Several years ago, a confederate flag was draped over a display during one of the Galeries Aylmer’s seasonal trade shows. I happened to walk through the show with local MP Greg Fergus, an important and active member of the federal black caucus. Mr Fergus shrugged and explained that many people just don’t have the experience or the tools to see right from wrong. Over to you, school boards and education ministry!
Who gains from hiding the hate some of our neighbours might harbour? Not the Jews in our community. Nor the Somalis. Nor Aylmer’s almost 6,000 teens who are growing up from all sorts of origins. Plenty of distasteful concepts circulate among our readers, and we cannot pretend those views don’t exist, even if they are of a small minority. The Bulletin has not steered away from controversial positions for decades -- from city amalgamation to provincial legislation on cultural/religious apparel. Proof is all around us that holding up a mirror to society’s collective mis-guidance is far more effective than sweeping hate under the rug. La Meute feeds on being underground, counter-culture, on being a hide-out for damaged people.
Objections to the Bulletin’s graphic report on the graffiti are entirely legitimate. Their logic is sound, but it is not the only option for a community newspaper. Last year, just 40 minutes west of last week’s incident, in Bristol, in the Pontiac, a weekend celebration by a semi-underground English version of La Meute was widely promoted. Authorities stepped in to prevent the gathering of this group, which had already been linked to several incidents of intimidation. Newspapers were essential in bringing to light the hate there, which others hoped to avoid admitting even existed.

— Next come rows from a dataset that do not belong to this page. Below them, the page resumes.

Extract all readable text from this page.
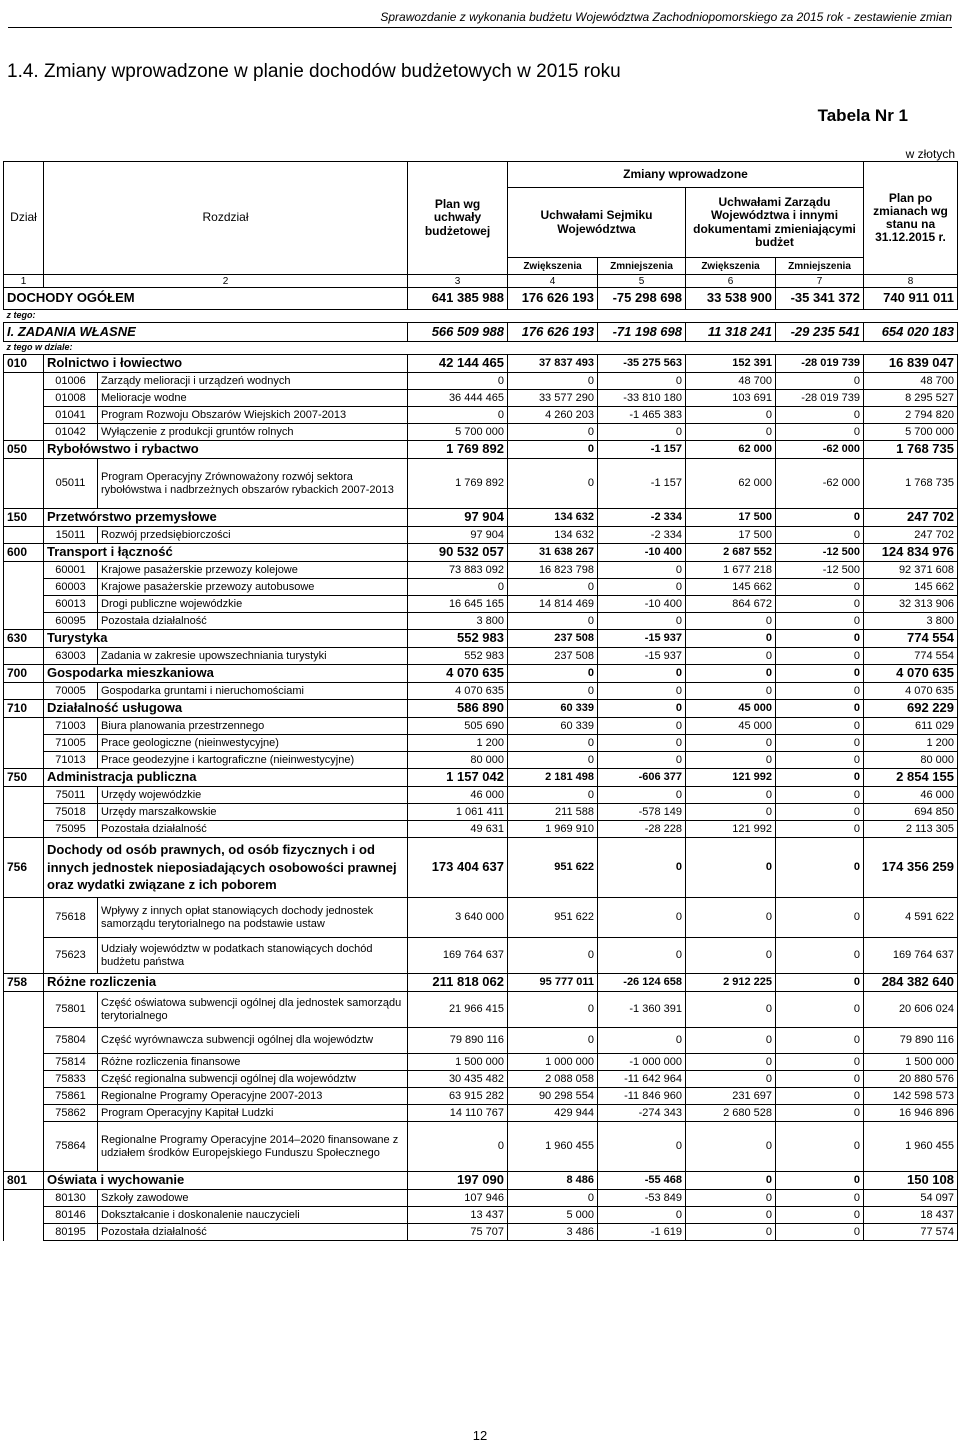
Sprawozdanie z wykonania budżetu Województwa Zachodniopomorskiego za 2015 rok - zestawienie zmian
1.4. Zmiany wprowadzone w planie dochodów budżetowych w 2015 roku
Tabela Nr 1
w złotych
Dział	Rozdział		Plan wg uchwały budżetowej	Zmiany wprowadzone				Plan po zmianach wg stanu na 31.12.2015 r.
				Uchwałami Sejmiku Województwa		Uchwałami Zarządu Województwa i innymi dokumentami zmieniającymi budżet		
				Zwiększenia	Zmniejszenia	Zwiększenia	Zmniejszenia	
1	2		3	4	5	6	7	8
DOCHODY OGÓŁEM			641 385 988	176 626 193	-75 298 698	33 538 900	-35 341 372	740 911 011
z tego:								
I. ZADANIA WŁASNE			566 509 988	176 626 193	-71 198 698	11 318 241	-29 235 541	654 020 183
z tego w dziale:								
010	Rolnictwo i łowiectwo		42 144 465	37 837 493	-35 275 563	152 391	-28 019 739	16 839 047
	01006	Zarządy melioracji i urządzeń wodnych	0	0	0	48 700	0	48 700
	01008	Melioracje wodne	36 444 465	33 577 290	-33 810 180	103 691	-28 019 739	8 295 527
	01041	Program Rozwoju Obszarów Wiejskich 2007-2013	0	4 260 203	-1 465 383	0	0	2 794 820
	01042	Wyłączenie z produkcji gruntów rolnych	5 700 000	0	0	0	0	5 700 000
050	Rybołówstwo i rybactwo		1 769 892	0	-1 157	62 000	-62 000	1 768 735
	05011	Program Operacyjny Zrównoważony rozwój sektora rybołówstwa i nadbrzeżnych obszarów rybackich 2007-2013	1 769 892	0	-1 157	62 000	-62 000	1 768 735
150	Przetwórstwo przemysłowe		97 904	134 632	-2 334	17 500	0	247 702
	15011	Rozwój przedsiębiorczości	97 904	134 632	-2 334	17 500	0	247 702
600	Transport i łączność		90 532 057	31 638 267	-10 400	2 687 552	-12 500	124 834 976
	60001	Krajowe pasażerskie przewozy kolejowe	73 883 092	16 823 798	0	1 677 218	-12 500	92 371 608
	60003	Krajowe pasażerskie przewozy autobusowe	0	0	0	145 662	0	145 662
	60013	Drogi publiczne wojewódzkie	16 645 165	14 814 469	-10 400	864 672	0	32 313 906
	60095	Pozostała działalność	3 800	0	0	0	0	3 800
630	Turystyka		552 983	237 508	-15 937	0	0	774 554
	63003	Zadania w zakresie upowszechniania turystyki	552 983	237 508	-15 937	0	0	774 554
700	Gospodarka mieszkaniowa		4 070 635	0	0	0	0	4 070 635
	70005	Gospodarka gruntami i nieruchomościami	4 070 635	0	0	0	0	4 070 635
710	Działalność usługowa		586 890	60 339	0	45 000	0	692 229
	71003	Biura planowania przestrzennego	505 690	60 339	0	45 000	0	611 029
	71005	Prace geologiczne (nieinwestycyjne)	1 200	0	0	0	0	1 200
	71013	Prace geodezyjne i kartograficzne (nieinwestycyjne)	80 000	0	0	0	0	80 000
750	Administracja publiczna		1 157 042	2 181 498	-606 377	121 992	0	2 854 155
	75011	Urzędy wojewódzkie	46 000	0	0	0	0	46 000
	75018	Urzędy marszałkowskie	1 061 411	211 588	-578 149	0	0	694 850
	75095	Pozostała działalność	49 631	1 969 910	-28 228	121 992	0	2 113 305
756	Dochody od osób prawnych, od osób fizycznych i od innych jednostek nieposiadających osobowości prawnej oraz wydatki związane z ich poborem		173 404 637	951 622	0	0	0	174 356 259
	75618	Wpływy z innych opłat stanowiących dochody jednostek samorządu terytorialnego na podstawie ustaw	3 640 000	951 622	0	0	0	4 591 622
	75623	Udziały województw w podatkach stanowiących dochód budżetu państwa	169 764 637	0	0	0	0	169 764 637
758	Różne rozliczenia		211 818 062	95 777 011	-26 124 658	2 912 225	0	284 382 640
	75801	Część oświatowa subwencji ogólnej dla jednostek samorządu terytorialnego	21 966 415	0	-1 360 391	0	0	20 606 024
	75804	Część wyrównawcza subwencji ogólnej dla województw	79 890 116	0	0	0	0	79 890 116
	75814	Różne rozliczenia finansowe	1 500 000	1 000 000	-1 000 000	0	0	1 500 000
	75833	Część regionalna subwencji ogólnej dla województw	30 435 482	2 088 058	-11 642 964	0	0	20 880 576
	75861	Regionalne Programy Operacyjne 2007-2013	63 915 282	90 298 554	-11 846 960	231 697	0	142 598 573
	75862	Program Operacyjny Kapitał Ludzki	14 110 767	429 944	-274 343	2 680 528	0	16 946 896
	75864	Regionalne Programy Operacyjne 2014–2020 finansowane z udziałem środków Europejskiego Funduszu Społecznego	0	1 960 455	0	0	0	1 960 455
801	Oświata i wychowanie		197 090	8 486	-55 468	0	0	150 108
	80130	Szkoły zawodowe	107 946	0	-53 849	0	0	54 097
	80146	Dokształcanie i doskonalenie nauczycieli	13 437	5 000	0	0	0	18 437
	80195	Pozostała działalność	75 707	3 486	-1 619	0	0	77 574
12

We at the Bulletin invite the individuals who etched a swastika in fresh cement in 2014 (see Bulletin online), or those responsible for this month’s chalk message, to a real dialogue, not a hit-and-run sneer on an empty sidewalk. “Come break bread with me, in my own home. Look me in my eyes and say to my face, that you wish my family dead.” That’s our response.
Enough wasting energy and holding back all the others who are labouring to build better schools or serve our seniors in crisis. Who even has the energy to waste which hatred requires? So while the objections of our letter-writers are valid, publishing that image makes it clear that hatred will be called out and that it has no future among us here.